Mary Sidney Herbert, the Countess of Pembroke, ran a literary academy at her estate in Wiltshire where most of the principal authors of the day spent significant periods of time, competing and collaborating. These writers were the backbone of English Renaissance literature. The group included Abraham Fraunce, Nicholas Breton, Henry Constable, Samuel Daniel, Michael Drayton, Edward Dyer, Gabriel Harvey, Thomas Kyd, Christopher Marlowe,
Walter Raleigh, Hugh Sanford, Edmund Spenser, Thomas Watson, Ben Jonson, and Fulke Greville.
Arguments can be made for the contribution of others to the canon as well, such as Richard Barnfield, George Chapman, Thomas Dekker, Robert Greene, Thomas Heywood, Thomas Lodge, George Peele, John Lyly, Thomas Nashe, the Earl of Rutland (Roger Manners), Earl of Oxford (Edward de Vere), John Marston, and John Webster. John Florio was a close friend to both Mary Sidney and Fulke Greville, as well as the Earl of Southampton, the dedicatee of Venus and Adonis and The Rape of Lucrece.

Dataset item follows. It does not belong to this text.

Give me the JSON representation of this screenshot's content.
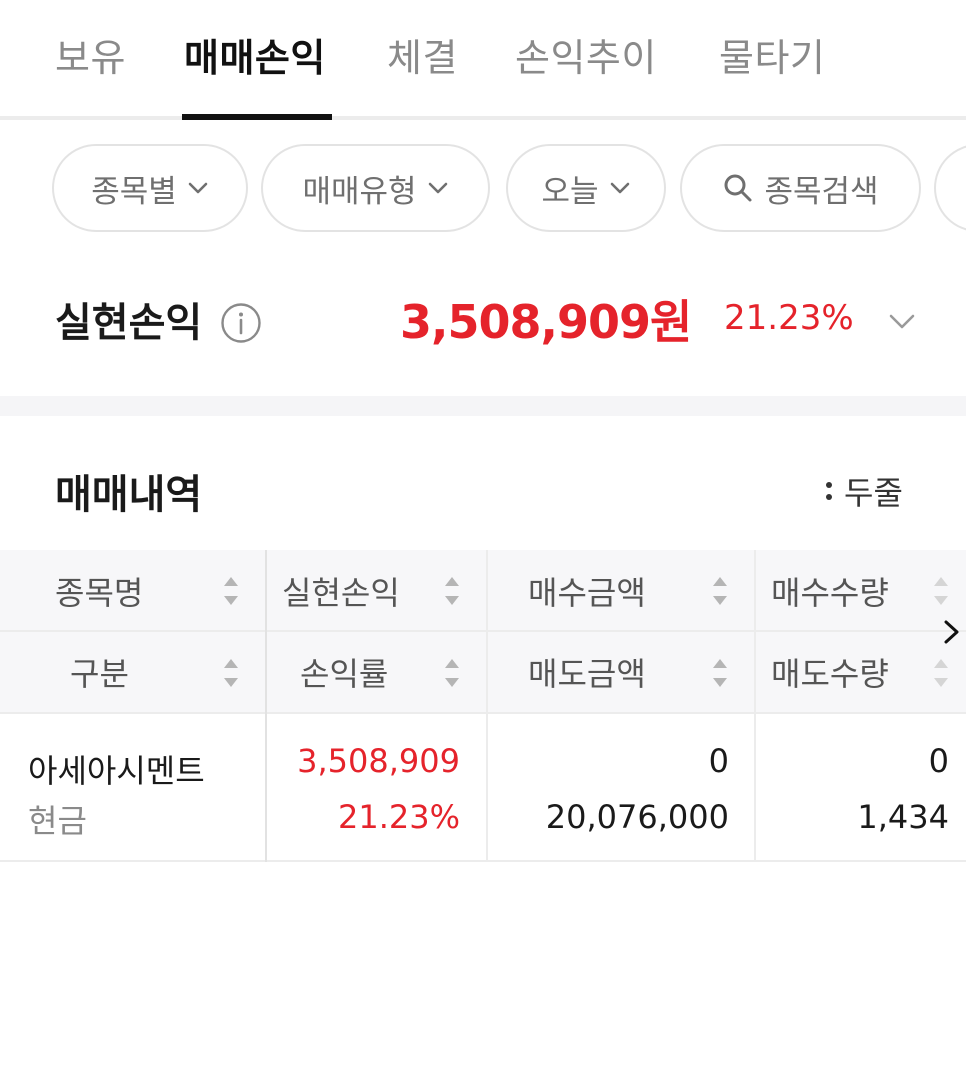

This academy was akin to a spider web with Mary Sidney and Fulke Greville at the center and strong links to all of the other candidates, all the theaters and acting troupes, the courts of England and Europe, the noble families, the politicians, the spy services and, especially, Stratford-upon-Avon and the First Folio of 1623.